“Don’t click at it! It’ll scar!”
With the inception of social networks, a new way to torture yourself over past liked ones was introduced. After a memorably quotable and snapshottable evening at Slide, my girlfriends and I discussed what a bad idea it is to go online after dark.
The problem is not so much that you can be stalked. If you can manage yourself and work those privacy filters to your advantage, you won’t have much to worry about. (Tip: Deleting a picture from Facebook or MySpace does not delete the file from the server. That’s very good to know.)
The problem is the access to information. A good chunk of twentysomethings these days have personal computers to call their own, so the possibility that you land on an ex-lover’s page is totally there, just a click or two away.
I’ve had a handful of ex dreams that have ruffled my feathers and left me confused. I blame the bulk of these on having meandered through MySpace or Facebook close to my sleeping hours. You’d think we’d all learn by now: Do not look at your ex’s profile after dark. It sticks with you in your subconscious.
The worst situation is not having closure to your relationship: the non-closed ended relationship, where things were not handled like adults, but rather the relationship seemed to have just fallen off the face of the coupledom planet.
Letting Go 2.0
When a relationship ends, it takes some will power to cut things off as they need to be. I remember “breaking up” with someone but being so unsatisfied by the “resolution” that I was compulsive about checking on his profile. Nothing I didn’t already know about him surfaced, but regardless, I had to see what was being updated.
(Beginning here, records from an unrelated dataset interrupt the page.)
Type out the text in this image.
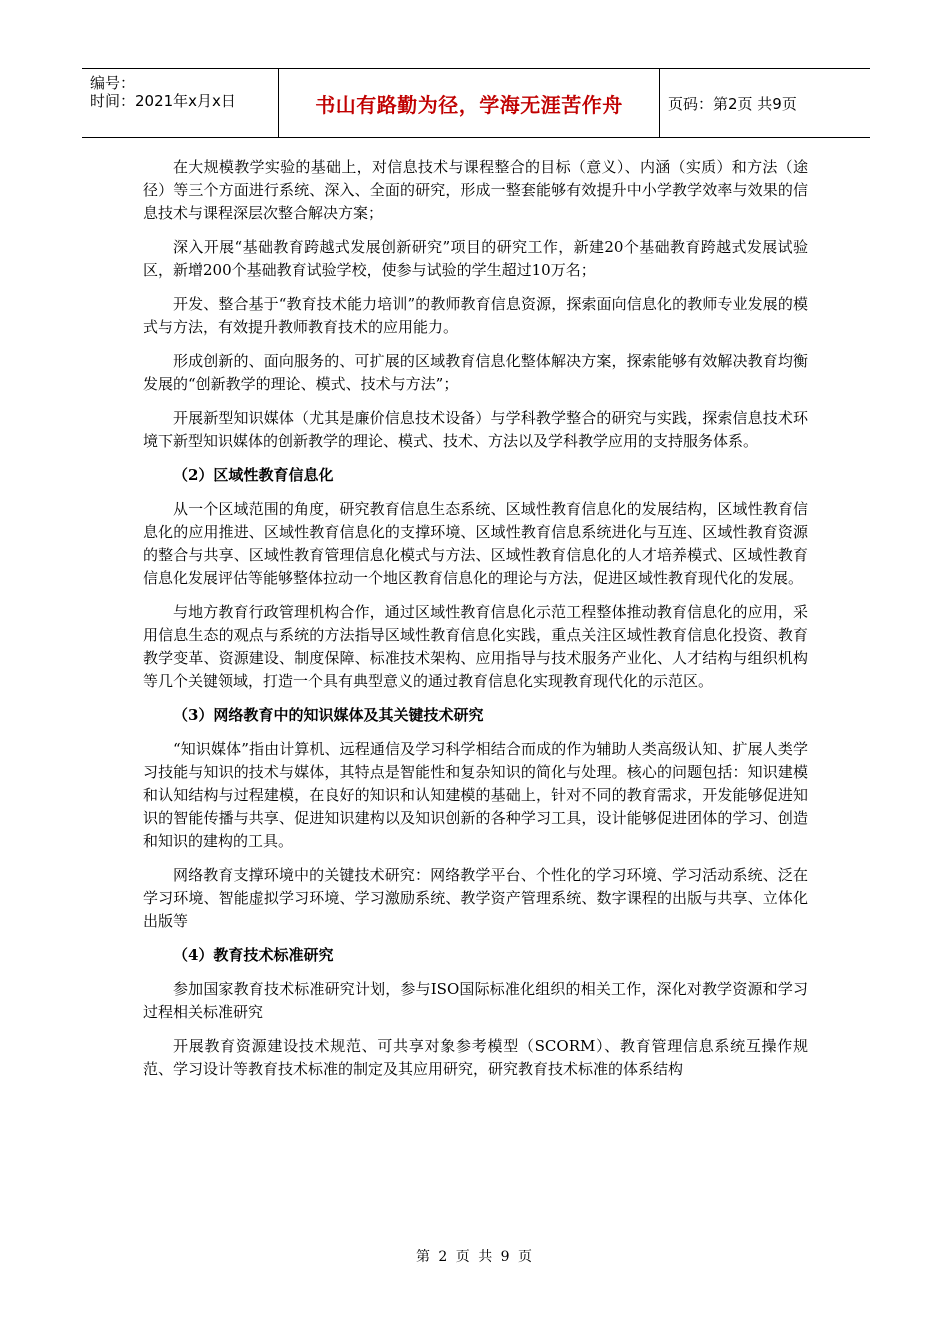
编号：
时间：2021年x月x日	书山有路勤为径，学海无涯苦作舟	页码：第2页 共9页

在大规模教学实验的基础上，对信息技术与课程整合的目标（意义）、内涵（实质）和方法（途径）等三个方面进行系统、深入、全面的研究，形成一整套能够有效提升中小学教学效率与效果的信息技术与课程深层次整合解决方案；

深入开展“基础教育跨越式发展创新研究”项目的研究工作，新建20个基础教育跨越式发展试验区，新增200个基础教育试验学校，使参与试验的学生超过10万名；

开发、整合基于“教育技术能力培训”的教师教育信息资源，探索面向信息化的教师专业发展的模式与方法，有效提升教师教育技术的应用能力。

形成创新的、面向服务的、可扩展的区域教育信息化整体解决方案，探索能够有效解决教育均衡发展的“创新教学的理论、模式、技术与方法”；

开展新型知识媒体（尤其是廉价信息技术设备）与学科教学整合的研究与实践，探索信息技术环境下新型知识媒体的创新教学的理论、模式、技术、方法以及学科教学应用的支持服务体系。

（2）区域性教育信息化

从一个区域范围的角度，研究教育信息生态系统、区域性教育信息化的发展结构，区域性教育信息化的应用推进、区域性教育信息化的支撑环境、区域性教育信息系统进化与互连、区域性教育资源的整合与共享、区域性教育管理信息化模式与方法、区域性教育信息化的人才培养模式、区域性教育信息化发展评估等能够整体拉动一个地区教育信息化的理论与方法，促进区域性教育现代化的发展。

与地方教育行政管理机构合作，通过区域性教育信息化示范工程整体推动教育信息化的应用，采用信息生态的观点与系统的方法指导区域性教育信息化实践，重点关注区域性教育信息化投资、教育教学变革、资源建设、制度保障、标准技术架构、应用指导与技术服务产业化、人才结构与组织机构等几个关键领域，打造一个具有典型意义的通过教育信息化实现教育现代化的示范区。

（3）网络教育中的知识媒体及其关键技术研究

“知识媒体”指由计算机、远程通信及学习科学相结合而成的作为辅助人类高级认知、扩展人类学习技能与知识的技术与媒体，其特点是智能性和复杂知识的简化与处理。核心的问题包括：知识建模和认知结构与过程建模，在良好的知识和认知建模的基础上，针对不同的教育需求，开发能够促进知识的智能传播与共享、促进知识建构以及知识创新的各种学习工具，设计能够促进团体的学习、创造和知识的建构的工具。

网络教育支撑环境中的关键技术研究：网络教学平台、个性化的学习环境、学习活动系统、泛在学习环境、智能虚拟学习环境、学习激励系统、教学资产管理系统、数字课程的出版与共享、立体化出版等

（4）教育技术标准研究

参加国家教育技术标准研究计划，参与ISO国际标准化组织的相关工作，深化对教学资源和学习过程相关标准研究

开展教育资源建设技术规范、可共享对象参考模型（SCORM）、教育管理信息系统互操作规范、学习设计等教育技术标准的制定及其应用研究，研究教育技术标准的体系结构

第 2 页 共 9 页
Too embarrassed to turn to my friends for consult (True Life: I can’t stop looking at his MySpace.), I decided I needed to make my own Two-Step Program. (The standard twelve would have given the relationship too much stock.) At the time I was working three days a week in a specialized library, so I told myself “Okay, we are only allowed to check his MySpace while we’re at work. Since we shouldn’t be looking at boys during work, this will make us feel bad. And we should. This is silly.”
Eventually I was only checking his profile during break.
Eventually I was finding less reason to pull up his URL, because as it turned out, he wasn’t tied to the Internet the way I was. It sometimes took him weeks to put up something new.
Work at the library didn’t become any busier, but I was feeling less and less compelled to deviate from my data entry and research, and soon reached a point where seeing his MySpace three times a week simply wasn’t necessary.
I started to limit myself to checking his MySpace on Wednesdays. It was senior year and the library project was almost finished. My mind was either elsewhere or wholly focused on finishing up library set-up projects.
It took that much.
Observation from a Distance
If I wasn’t of this generation and didn’t grow up with a keyboard at my fingers, I can only wonder what kind of unsatisfied person I would have been post break-up. I’m not a phone talker and we weren’t a phoning couple, so I wouldn’t have blown up his cell. I have never found it within my nature to drive by and throw pebbles at someone’s window. I also have never turned to “the bottle” for any sort of therapy because, well, in my book, drinking while you’re emotional is stupid. Recipe for disaster; recipe for embarrassing stories.
So what else did pre-computer people do when they felt like they needed answers? Where else could one receive assurance that The Ex is doing badly, or that they were doing great(ly)? Or, in my case, just to see that she or he still exists?
Thanks to the Internet, we’ve got instant porn, instant sports scores, and instant stock reports, but we’ve also got instant Ex Updates. Most Exes are probably not skilled enough to track if someone’s peeking at their profiles, but it’s all too easy for one Ex to check in on the other.
I can proudly say I successfully I stopped looking at his profile by graduation of senior year.
But now, thanks to a couple of bored, idle nights, I know he’s growing a rather douche-y looking mustache, so we all know how that’s gone.
If I know what’s good for me, I won’t type in those letters when I’m getting ready for bed.
Here’s to the persisting effects of lack of closure.
Damn you, Internet.
Editor’s Note: The masochistic nature of this post heavily influenced and brought to you by Miami Animal Police. Why do I watch this stuff? It’s torture!